Tenth Century Anglo-Saxon folk magic

Ælfric of Eynsham (955-1010 CE) was an English abbot and renowned author of Christian works. In a homily on the Passion of St. Bartholomew the Apostle, Ælfric had the following to say regarding folk magical practices:

The Christian man, who in any of this like is afflicted, and he then will seek his health at unallowed practices, or at accursed enchantments, or at any witchcraft, then will he be like to those heathen men, who offered to an idol for their bodies’ health, and so destroyed their souls. Let him who is sick pray for his health to his Lord, and patiently endure the stripes; let him behold how long the true Leech provides, and buy not, through any devil’s craft, with his soul, his body’s health; let him also ask the blessing of good men, and seek his health at holy relics. It is not allowed to any Christian man to fetch his health from any stone, nor from any tree, unless it be the holy sign of the rood, nor from any place, unless it be the holy house of God: he who does otherwise, undoubtedly commits idolatry…

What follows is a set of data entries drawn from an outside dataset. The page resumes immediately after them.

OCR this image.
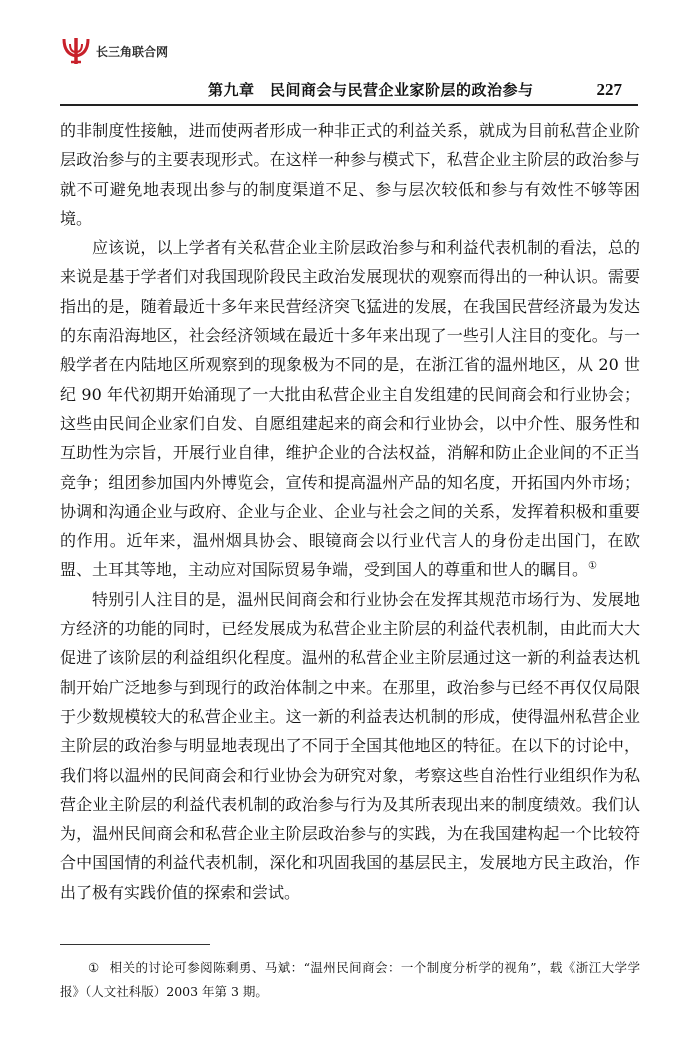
长三角联合网
第九章　民间商会与民营企业家阶层的政治参与	227

的非制度性接触，进而使两者形成一种非正式的利益关系，就成为目前私营企业阶层政治参与的主要表现形式。在这样一种参与模式下，私营企业主阶层的政治参与就不可避免地表现出参与的制度渠道不足、参与层次较低和参与有效性不够等困境。

应该说，以上学者有关私营企业主阶层政治参与和利益代表机制的看法，总的来说是基于学者们对我国现阶段民主政治发展现状的观察而得出的一种认识。需要指出的是，随着最近十多年来民营经济突飞猛进的发展，在我国民营经济最为发达的东南沿海地区，社会经济领域在最近十多年来出现了一些引人注目的变化。与一般学者在内陆地区所观察到的现象极为不同的是，在浙江省的温州地区，从 20 世纪 90 年代初期开始涌现了一大批由私营企业主自发组建的民间商会和行业协会；这些由民间企业家们自发、自愿组建起来的商会和行业协会，以中介性、服务性和互助性为宗旨，开展行业自律，维护企业的合法权益，消解和防止企业间的不正当竞争；组团参加国内外博览会，宣传和提高温州产品的知名度，开拓国内外市场；协调和沟通企业与政府、企业与企业、企业与社会之间的关系，发挥着积极和重要的作用。近年来，温州烟具协会、眼镜商会以行业代言人的身份走出国门，在欧盟、土耳其等地，主动应对国际贸易争端，受到国人的尊重和世人的瞩目。①

特别引人注目的是，温州民间商会和行业协会在发挥其规范市场行为、发展地方经济的功能的同时，已经发展成为私营企业主阶层的利益代表机制，由此而大大促进了该阶层的利益组织化程度。温州的私营企业主阶层通过这一新的利益表达机制开始广泛地参与到现行的政治体制之中来。在那里，政治参与已经不再仅仅局限于少数规模较大的私营企业主。这一新的利益表达机制的形成，使得温州私营企业主阶层的政治参与明显地表现出了不同于全国其他地区的特征。在以下的讨论中，我们将以温州的民间商会和行业协会为研究对象，考察这些自治性行业组织作为私营企业主阶层的利益代表机制的政治参与行为及其所表现出来的制度绩效。我们认为，温州民间商会和私营企业主阶层政治参与的实践，为在我国建构起一个比较符合中国国情的利益代表机制，深化和巩固我国的基层民主，发展地方民主政治，作出了极有实践价值的探索和尝试。

① 相关的讨论可参阅陈剩勇、马斌：“温州民间商会：一个制度分析学的视角”，载《浙江大学学报》（人文社科版）2003 年第 3 期。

The wise Augustine said, that it is not perilous, though any one eat a medicinal herb; but he reprehends it as an unallowed charm, if any one bind those herbs on himself, unless he lay them on a sore. Nevertheless we should not set our hope in medicinal herbs, but in the Almighty Creator, who has given that virtue to those herbs. No man shall enchant a herb with magic, but with God’s words shall bless it, and so eat it.